ABSTRACT
In recent years there have been several experimental approaches relating to drug-induced congenital defects in children. Among these have been attempts to understand the underlying mechanisms, to develop methods for predicting risk of exposure to drugs and chemicals, and to develop strategies to prevent or attenuate potentially detrimental effects of exposure. Heavy metals or their organic salts, ethanol, and opiates seem to have attracted the brightest spotlights, probably because of the numerous clinical reports of adverse sequelae associated with exposure. Animal studies too have reported behavioral, biochemical, and morphological consequences following perinatal exposure to these agents.

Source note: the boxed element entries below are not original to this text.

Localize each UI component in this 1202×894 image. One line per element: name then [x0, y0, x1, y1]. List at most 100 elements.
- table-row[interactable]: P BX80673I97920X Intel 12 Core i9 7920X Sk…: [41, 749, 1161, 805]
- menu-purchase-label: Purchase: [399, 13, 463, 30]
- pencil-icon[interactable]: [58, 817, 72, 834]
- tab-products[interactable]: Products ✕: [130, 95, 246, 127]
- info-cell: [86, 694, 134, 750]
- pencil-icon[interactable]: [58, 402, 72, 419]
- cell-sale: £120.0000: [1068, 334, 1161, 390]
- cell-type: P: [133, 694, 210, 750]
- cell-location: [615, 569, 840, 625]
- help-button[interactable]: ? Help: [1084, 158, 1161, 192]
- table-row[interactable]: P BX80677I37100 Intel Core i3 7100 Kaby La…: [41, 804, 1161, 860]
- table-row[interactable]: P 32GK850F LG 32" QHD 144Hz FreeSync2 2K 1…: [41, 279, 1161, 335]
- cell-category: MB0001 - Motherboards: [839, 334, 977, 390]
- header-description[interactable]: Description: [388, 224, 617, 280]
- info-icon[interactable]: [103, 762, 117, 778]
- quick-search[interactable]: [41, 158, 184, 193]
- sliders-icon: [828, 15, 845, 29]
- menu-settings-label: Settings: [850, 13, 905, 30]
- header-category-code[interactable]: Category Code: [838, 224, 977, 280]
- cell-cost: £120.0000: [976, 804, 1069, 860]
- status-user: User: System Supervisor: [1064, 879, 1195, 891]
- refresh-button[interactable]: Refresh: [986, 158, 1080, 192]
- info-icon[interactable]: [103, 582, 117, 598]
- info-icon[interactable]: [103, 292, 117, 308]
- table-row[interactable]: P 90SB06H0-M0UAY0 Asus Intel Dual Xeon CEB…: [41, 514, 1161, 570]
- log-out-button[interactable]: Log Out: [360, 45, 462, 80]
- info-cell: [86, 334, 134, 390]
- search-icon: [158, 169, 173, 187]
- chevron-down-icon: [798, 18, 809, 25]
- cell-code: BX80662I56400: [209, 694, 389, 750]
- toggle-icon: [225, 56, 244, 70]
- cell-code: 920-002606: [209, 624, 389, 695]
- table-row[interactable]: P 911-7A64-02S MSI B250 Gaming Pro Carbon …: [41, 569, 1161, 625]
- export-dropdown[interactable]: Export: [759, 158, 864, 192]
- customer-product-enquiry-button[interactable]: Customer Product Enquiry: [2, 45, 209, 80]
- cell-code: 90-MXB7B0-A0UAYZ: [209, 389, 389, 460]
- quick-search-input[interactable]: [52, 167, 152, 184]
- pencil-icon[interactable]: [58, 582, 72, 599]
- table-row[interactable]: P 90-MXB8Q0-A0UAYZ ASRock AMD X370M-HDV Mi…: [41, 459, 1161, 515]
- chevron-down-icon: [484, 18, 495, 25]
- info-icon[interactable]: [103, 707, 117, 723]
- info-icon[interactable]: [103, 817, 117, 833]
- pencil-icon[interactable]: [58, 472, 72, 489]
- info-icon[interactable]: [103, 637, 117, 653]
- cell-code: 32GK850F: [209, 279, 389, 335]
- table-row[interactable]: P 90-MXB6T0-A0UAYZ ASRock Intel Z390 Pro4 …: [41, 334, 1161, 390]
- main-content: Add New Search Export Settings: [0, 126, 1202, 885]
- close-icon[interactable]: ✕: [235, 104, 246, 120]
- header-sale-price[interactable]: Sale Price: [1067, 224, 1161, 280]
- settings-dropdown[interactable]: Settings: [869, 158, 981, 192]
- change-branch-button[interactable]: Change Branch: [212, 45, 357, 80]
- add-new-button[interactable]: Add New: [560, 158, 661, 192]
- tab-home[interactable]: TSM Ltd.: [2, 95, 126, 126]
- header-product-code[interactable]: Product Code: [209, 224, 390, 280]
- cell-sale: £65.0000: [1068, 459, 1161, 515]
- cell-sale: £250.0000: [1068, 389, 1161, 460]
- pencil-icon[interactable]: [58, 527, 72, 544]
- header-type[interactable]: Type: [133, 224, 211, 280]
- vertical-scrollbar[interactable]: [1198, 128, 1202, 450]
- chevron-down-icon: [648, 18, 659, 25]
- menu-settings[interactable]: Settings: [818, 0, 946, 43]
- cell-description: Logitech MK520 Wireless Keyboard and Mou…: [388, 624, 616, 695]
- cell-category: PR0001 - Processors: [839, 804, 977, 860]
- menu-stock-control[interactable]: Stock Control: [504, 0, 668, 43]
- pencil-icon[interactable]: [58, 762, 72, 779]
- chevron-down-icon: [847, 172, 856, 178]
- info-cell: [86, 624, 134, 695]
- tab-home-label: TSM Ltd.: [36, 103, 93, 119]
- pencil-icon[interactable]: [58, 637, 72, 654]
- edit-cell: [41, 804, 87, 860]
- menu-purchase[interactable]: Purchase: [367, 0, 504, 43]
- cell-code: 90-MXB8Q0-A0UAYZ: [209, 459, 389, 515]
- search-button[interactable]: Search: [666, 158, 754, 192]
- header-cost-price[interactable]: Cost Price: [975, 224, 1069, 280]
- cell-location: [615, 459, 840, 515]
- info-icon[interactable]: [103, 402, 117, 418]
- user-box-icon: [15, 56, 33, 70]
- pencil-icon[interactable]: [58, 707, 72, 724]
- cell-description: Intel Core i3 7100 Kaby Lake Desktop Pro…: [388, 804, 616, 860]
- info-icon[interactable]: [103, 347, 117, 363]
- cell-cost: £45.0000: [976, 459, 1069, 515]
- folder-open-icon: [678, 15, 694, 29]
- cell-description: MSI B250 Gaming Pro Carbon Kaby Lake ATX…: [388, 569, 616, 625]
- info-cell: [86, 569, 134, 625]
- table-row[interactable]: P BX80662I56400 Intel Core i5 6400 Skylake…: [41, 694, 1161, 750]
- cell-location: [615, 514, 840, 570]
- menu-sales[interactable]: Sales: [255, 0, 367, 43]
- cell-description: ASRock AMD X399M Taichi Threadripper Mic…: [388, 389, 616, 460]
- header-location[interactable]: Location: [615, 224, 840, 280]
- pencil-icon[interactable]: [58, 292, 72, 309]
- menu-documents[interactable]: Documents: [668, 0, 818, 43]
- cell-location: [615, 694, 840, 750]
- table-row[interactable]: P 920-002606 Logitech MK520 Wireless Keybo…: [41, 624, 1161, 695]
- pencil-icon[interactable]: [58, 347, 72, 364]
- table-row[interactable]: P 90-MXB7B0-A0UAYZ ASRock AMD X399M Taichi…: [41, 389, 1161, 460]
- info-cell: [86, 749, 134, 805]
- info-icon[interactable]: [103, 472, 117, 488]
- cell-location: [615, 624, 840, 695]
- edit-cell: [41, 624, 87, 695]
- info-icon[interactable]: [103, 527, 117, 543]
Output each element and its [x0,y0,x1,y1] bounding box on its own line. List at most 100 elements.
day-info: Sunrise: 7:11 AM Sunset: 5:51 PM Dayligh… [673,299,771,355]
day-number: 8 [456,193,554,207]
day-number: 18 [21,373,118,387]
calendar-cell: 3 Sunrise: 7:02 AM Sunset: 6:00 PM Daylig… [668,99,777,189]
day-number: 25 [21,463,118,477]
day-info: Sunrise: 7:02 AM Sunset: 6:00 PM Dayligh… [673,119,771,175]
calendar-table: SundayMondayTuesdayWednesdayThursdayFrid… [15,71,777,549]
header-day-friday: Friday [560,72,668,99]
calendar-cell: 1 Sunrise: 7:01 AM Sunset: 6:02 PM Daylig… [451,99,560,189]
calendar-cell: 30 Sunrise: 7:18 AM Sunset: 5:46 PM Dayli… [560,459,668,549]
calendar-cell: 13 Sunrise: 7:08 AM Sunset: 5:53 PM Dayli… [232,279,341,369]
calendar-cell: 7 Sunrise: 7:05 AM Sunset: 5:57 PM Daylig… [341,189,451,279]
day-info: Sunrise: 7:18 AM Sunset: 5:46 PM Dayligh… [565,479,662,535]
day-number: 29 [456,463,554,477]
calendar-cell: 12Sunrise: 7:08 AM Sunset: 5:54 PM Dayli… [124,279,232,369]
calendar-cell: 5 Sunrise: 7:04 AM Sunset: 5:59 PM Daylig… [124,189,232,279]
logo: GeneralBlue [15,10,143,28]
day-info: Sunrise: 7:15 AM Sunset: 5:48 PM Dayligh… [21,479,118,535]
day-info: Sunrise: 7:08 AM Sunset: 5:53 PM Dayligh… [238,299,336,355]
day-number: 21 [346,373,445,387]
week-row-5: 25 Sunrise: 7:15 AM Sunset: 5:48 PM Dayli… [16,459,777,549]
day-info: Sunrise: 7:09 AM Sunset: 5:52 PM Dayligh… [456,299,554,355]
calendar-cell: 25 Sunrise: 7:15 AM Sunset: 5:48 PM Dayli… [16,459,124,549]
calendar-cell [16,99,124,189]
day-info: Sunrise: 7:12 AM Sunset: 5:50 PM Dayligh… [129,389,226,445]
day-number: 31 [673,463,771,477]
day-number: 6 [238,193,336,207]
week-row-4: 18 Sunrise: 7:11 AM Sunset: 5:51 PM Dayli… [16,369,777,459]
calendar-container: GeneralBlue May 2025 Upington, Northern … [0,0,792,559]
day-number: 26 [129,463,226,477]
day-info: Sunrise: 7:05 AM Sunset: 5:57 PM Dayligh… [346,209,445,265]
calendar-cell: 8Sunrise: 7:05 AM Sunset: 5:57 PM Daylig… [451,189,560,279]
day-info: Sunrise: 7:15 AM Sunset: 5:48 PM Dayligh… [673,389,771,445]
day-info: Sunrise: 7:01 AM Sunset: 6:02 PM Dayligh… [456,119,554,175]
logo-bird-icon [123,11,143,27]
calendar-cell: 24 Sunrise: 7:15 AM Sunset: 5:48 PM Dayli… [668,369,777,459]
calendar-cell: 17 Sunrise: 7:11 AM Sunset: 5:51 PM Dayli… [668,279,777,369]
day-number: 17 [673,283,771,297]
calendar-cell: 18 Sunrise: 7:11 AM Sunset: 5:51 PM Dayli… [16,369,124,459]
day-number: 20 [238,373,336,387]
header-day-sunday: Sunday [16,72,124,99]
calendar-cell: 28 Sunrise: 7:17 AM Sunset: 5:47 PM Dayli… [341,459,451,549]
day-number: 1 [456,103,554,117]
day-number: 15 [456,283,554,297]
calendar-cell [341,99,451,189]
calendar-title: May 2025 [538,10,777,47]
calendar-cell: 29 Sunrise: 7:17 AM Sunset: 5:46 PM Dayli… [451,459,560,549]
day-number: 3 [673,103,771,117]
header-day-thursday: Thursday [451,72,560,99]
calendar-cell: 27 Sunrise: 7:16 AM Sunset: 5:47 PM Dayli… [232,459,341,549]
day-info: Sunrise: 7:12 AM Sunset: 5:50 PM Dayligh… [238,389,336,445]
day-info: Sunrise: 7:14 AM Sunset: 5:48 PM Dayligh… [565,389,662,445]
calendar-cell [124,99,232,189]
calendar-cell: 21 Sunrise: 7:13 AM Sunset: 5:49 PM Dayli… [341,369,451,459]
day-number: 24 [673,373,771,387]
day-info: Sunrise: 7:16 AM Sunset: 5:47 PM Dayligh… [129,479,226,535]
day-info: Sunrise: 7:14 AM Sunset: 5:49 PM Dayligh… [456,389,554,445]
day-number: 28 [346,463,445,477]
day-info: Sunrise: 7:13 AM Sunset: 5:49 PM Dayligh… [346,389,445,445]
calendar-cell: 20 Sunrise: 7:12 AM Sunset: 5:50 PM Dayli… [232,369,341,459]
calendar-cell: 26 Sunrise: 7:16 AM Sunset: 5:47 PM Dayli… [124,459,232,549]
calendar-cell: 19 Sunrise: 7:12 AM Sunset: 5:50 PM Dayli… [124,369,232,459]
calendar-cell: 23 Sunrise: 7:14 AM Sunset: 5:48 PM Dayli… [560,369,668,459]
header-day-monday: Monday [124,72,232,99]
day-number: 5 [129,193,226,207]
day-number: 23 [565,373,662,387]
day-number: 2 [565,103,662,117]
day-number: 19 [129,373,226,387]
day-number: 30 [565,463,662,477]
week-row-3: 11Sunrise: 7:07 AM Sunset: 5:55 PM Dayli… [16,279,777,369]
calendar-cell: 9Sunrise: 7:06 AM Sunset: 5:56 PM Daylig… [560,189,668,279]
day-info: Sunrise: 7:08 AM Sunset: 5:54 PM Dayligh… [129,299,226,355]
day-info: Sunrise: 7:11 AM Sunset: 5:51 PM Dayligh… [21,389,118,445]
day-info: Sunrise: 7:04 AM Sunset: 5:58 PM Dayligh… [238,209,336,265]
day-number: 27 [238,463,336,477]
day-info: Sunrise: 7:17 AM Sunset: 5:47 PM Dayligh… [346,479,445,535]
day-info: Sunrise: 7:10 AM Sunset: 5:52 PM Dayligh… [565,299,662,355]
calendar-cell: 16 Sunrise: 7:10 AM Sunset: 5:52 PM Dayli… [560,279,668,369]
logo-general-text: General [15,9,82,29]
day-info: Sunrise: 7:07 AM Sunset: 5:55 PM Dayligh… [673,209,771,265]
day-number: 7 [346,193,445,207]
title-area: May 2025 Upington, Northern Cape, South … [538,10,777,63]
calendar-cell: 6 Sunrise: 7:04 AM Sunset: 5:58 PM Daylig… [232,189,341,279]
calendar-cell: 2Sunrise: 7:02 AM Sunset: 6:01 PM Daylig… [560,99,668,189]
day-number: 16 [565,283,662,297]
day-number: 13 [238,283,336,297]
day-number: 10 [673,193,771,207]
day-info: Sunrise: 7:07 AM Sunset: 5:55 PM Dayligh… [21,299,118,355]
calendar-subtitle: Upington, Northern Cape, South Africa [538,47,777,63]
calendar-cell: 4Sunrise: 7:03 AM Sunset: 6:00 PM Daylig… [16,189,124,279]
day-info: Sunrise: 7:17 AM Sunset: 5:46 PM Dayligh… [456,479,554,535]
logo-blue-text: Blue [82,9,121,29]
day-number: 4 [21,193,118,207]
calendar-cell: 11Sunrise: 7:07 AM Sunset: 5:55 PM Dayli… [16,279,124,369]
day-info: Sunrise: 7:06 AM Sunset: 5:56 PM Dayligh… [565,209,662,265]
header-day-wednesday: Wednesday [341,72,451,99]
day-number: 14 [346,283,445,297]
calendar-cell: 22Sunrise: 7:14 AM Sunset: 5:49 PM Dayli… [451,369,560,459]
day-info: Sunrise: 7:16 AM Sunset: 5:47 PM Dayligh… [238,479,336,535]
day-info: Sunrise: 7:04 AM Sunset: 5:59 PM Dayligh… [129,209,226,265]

However, in many cases, not enough attention has been paid to the relevance of the dose necessary to produce these effects or to differences in disposition between man and animal or to the potential confounding influences of other, early experience factors, such as maternal-offspring interactions, nutrition, or stress. It should not be necessary to study survivors of excessive or clinically nonrelevant treatment schedules, as has often been the case, to search for evidence of so-called subtle functional alterations in mature animals. In fact, such an approach may be counterproductive because sensitive subjects may not survive or because it raises questions about the veracity of the data. Our experience with opiates as the insulting agent has allowed us to develop strategies that are sensitive to behavioral and/or biochemical sequelae and has allowed us, in many instances, to separate direct effects of drugs from indirect effects. For example, we have examined the role of maternal involvement by conducting parallel studies with chickens and rats, the influence of nutritional status by separating 226neonates from their lactating mothers, as well as other factors (opiate toxicity or withdrawal in mother and/or fetus), all of which may contribute to the outcome of a developmental drug study. With this strategy we have found that many of the detrimental effects previously attributed to in utero opiate exposure, mainly from animal studies, may only be indirectly related to drug exposure. Furthermore, they may be controllable or even preventable, with more prudent attention paid to experimental details that would better justify extrapolation of animal data to clinical experiences. Therefore, evidence of functional teratogenicity of an agent emerging from questionable animal studies should not automatically result in a call for its banishment, particularly if the agent conveys therapeutic benefit as well. Conclusions of this kind should be left until a better understanding of the reason for the observation of altered function or so-called underlying mechanisms have been worked out satisfactorily.